Make sure your shelves don’t appear top heavy or out of balance. Decorations on your top shelf should appear visually “lighter” and simpler than the items placed on your lower shelves. A French inspired hen by Villeroy and Bach and a Colonial Homestead plate by Royal China is a simple and sophisticated “finial” perched above the other shelves.
On the other side of the kitchen, Richard removed the doors from these cabinets so I could display my collection of antique green and white dishes and other cherished pieces. The dishes are a mixture of patterns … Currier and Ives “The Old Curiosity Shop” … Old Colonial Homestead … and Green and White transferware from England but they’re lovely “mixed together” all in the same shades of greens.
Stacking dishes in your cabinets not only creates visual interest, but also gives you more room … a double bonus! (:
More roosters, ducks, chicks, and even eggs are a punctuation point on each shelf and a re-occurring theme. Each season, I replace these accent pieces with different decor. Red, white, and blue Americana is getting ready to replace the hens and roosters … which will later be replaced by autumn decor … which will be replaced by antique Thanksgiving turkeys … which will be replaced by Christmas treasures.
A beautiful pierced aluminum antique ceramic casserole dish belonged to my mother and was a present, I was thrilled she gave to me. The beautiful matching brass-handled casserole dishes on the top shelf were a gift from Richard, 40 years ago. ❤ Sweet memories I get to look at every day that are easily reached and are practical and useful decor!
Visually uniting my cabinets to my counter tops, I placed a Fitz and Floyd platter on the counter top that matched both the French Country cabbage serving bowl and the storybook, goat-topped dish in my cabinets. The canisters match the sugar and creamer set and the ceramic colander on the shelves.

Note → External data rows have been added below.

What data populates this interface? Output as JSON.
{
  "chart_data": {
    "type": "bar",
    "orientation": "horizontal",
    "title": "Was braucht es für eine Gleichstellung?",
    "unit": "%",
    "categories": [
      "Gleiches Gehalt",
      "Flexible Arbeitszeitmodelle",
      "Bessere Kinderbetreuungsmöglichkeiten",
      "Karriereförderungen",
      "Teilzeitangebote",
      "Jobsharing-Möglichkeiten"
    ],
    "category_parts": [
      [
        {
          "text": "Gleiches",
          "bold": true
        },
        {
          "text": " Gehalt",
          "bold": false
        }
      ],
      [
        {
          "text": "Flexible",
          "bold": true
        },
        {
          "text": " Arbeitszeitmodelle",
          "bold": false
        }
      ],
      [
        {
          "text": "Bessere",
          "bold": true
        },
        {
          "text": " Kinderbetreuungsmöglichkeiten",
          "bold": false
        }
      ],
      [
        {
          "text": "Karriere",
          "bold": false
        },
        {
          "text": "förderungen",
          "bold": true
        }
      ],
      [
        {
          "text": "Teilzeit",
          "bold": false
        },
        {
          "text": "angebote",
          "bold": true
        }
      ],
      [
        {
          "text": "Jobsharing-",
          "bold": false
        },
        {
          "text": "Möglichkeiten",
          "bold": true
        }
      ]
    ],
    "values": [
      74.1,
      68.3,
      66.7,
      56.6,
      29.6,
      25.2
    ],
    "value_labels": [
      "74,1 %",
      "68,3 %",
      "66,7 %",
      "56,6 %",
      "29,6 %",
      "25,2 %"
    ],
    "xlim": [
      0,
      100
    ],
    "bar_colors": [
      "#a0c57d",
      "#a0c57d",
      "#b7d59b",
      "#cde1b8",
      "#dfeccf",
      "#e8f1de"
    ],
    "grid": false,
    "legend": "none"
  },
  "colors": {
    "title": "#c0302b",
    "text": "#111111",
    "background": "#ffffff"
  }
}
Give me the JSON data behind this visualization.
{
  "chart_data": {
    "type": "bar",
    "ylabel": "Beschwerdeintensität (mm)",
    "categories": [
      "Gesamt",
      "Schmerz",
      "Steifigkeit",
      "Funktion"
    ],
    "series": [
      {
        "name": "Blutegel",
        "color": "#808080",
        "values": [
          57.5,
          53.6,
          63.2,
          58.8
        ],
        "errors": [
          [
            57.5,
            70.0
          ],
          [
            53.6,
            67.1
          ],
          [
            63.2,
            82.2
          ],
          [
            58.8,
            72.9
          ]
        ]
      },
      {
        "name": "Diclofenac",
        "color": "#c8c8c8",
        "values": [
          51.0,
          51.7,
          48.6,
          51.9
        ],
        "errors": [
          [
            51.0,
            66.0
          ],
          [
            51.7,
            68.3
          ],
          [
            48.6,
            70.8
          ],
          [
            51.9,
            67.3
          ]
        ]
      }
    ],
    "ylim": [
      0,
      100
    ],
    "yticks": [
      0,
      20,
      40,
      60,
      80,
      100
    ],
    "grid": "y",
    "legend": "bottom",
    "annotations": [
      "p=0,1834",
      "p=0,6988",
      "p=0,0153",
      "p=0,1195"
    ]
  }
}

By the way, open shelves are easy to “create” in your home by removing your cabinet doors, filling in the holes left from the hinges with wood filler, and then painting. Though open shelves definitely add a “cottage feel” to any home, I also use these decorating tips “behind closed doors.” (; It is delightful to open a cabinet door and see a vignette made up of sparkling dishes, artfully arranged.